Katakanya also tills his farm in the morning. In the afternoon, he  goes to Ntungamo Town Centre where he meets his friends, reads a newspaper and returns home. At 6pm, he does some exercises in his compound takes dinner at 7.30pm and with his wife, they retire to bed at 8.30pm. 

At times, he says, he is invited to perform some church duties including preaching, baptism and training priests which he enjoys. He is more focused on developing family land.

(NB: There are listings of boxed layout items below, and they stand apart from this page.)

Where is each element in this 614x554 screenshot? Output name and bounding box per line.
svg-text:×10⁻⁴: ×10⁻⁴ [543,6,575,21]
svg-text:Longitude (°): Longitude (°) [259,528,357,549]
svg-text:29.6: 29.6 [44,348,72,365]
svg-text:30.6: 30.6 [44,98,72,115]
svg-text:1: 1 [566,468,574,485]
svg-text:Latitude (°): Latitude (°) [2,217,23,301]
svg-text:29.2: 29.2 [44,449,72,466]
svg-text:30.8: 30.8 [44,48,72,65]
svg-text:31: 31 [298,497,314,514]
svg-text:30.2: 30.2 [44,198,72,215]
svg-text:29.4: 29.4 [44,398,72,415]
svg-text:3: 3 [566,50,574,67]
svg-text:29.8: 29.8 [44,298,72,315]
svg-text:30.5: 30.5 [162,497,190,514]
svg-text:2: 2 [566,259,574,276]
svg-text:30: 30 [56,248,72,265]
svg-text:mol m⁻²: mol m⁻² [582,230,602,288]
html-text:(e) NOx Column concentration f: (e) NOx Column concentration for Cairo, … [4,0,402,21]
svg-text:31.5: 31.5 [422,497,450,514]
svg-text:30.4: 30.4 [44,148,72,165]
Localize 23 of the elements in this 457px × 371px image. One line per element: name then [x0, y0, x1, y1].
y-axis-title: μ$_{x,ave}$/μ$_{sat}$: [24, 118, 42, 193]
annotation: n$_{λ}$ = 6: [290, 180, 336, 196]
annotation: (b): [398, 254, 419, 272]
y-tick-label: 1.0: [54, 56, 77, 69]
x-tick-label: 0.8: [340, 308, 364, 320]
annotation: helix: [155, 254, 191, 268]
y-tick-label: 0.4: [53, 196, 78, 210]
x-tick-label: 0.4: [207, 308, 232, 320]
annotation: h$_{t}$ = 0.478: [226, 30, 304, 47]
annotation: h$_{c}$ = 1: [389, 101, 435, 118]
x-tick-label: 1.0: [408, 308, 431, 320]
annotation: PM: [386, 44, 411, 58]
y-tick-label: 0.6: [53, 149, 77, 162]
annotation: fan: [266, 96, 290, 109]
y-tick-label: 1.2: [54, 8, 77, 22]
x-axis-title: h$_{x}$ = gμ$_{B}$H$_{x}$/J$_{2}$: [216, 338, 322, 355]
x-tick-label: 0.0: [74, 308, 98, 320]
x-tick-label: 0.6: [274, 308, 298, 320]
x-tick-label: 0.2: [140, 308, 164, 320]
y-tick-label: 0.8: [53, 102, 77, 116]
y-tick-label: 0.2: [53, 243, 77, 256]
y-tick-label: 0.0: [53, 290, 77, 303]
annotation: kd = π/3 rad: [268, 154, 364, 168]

“Every time I see something new I want to change, I believe I should leave my family home a better place. I want to change my farm, have better cattle breeds, make my banana plantation more productive and my homestead better.  This is why I work every day,” he says.

Currently
Bible study and reading newspapers, listening to radio and watching TV, especially international news channels keeps him on tabs with the world.

Married for 59 years to Margaret Katahwa, the Rev Can Katakanya believes a good marriage with love and good choices is necessary for long life.

“To live better after work, one must have made right choices, the first choice is marriage, have a good wife whom you love, and raise good children,” he advises adding that behaviour, the food and what you drink matters.

“My wife and I have never taken alcohol, we eat the food we cook ourselves.  And, while serving, make sure you prepare so that when you retire, you remain relevant. This helps a lot and I believe we still have more time to live,” the 91-year-old concludes.

Others say
His son Paul Katakanya: “My father is a man who can work harder than a 19-year-old, he thinks of things that a 40-year-old has given up on. He is still ambitious at his age the way he was when we were young and he encourages us to work. He is special.”

His wife Ms Margaret Katahwa Katakanya: “We are past the age of thinking hard. I will continue to love my husband because this is the time we are waiting for God and have to support each other.”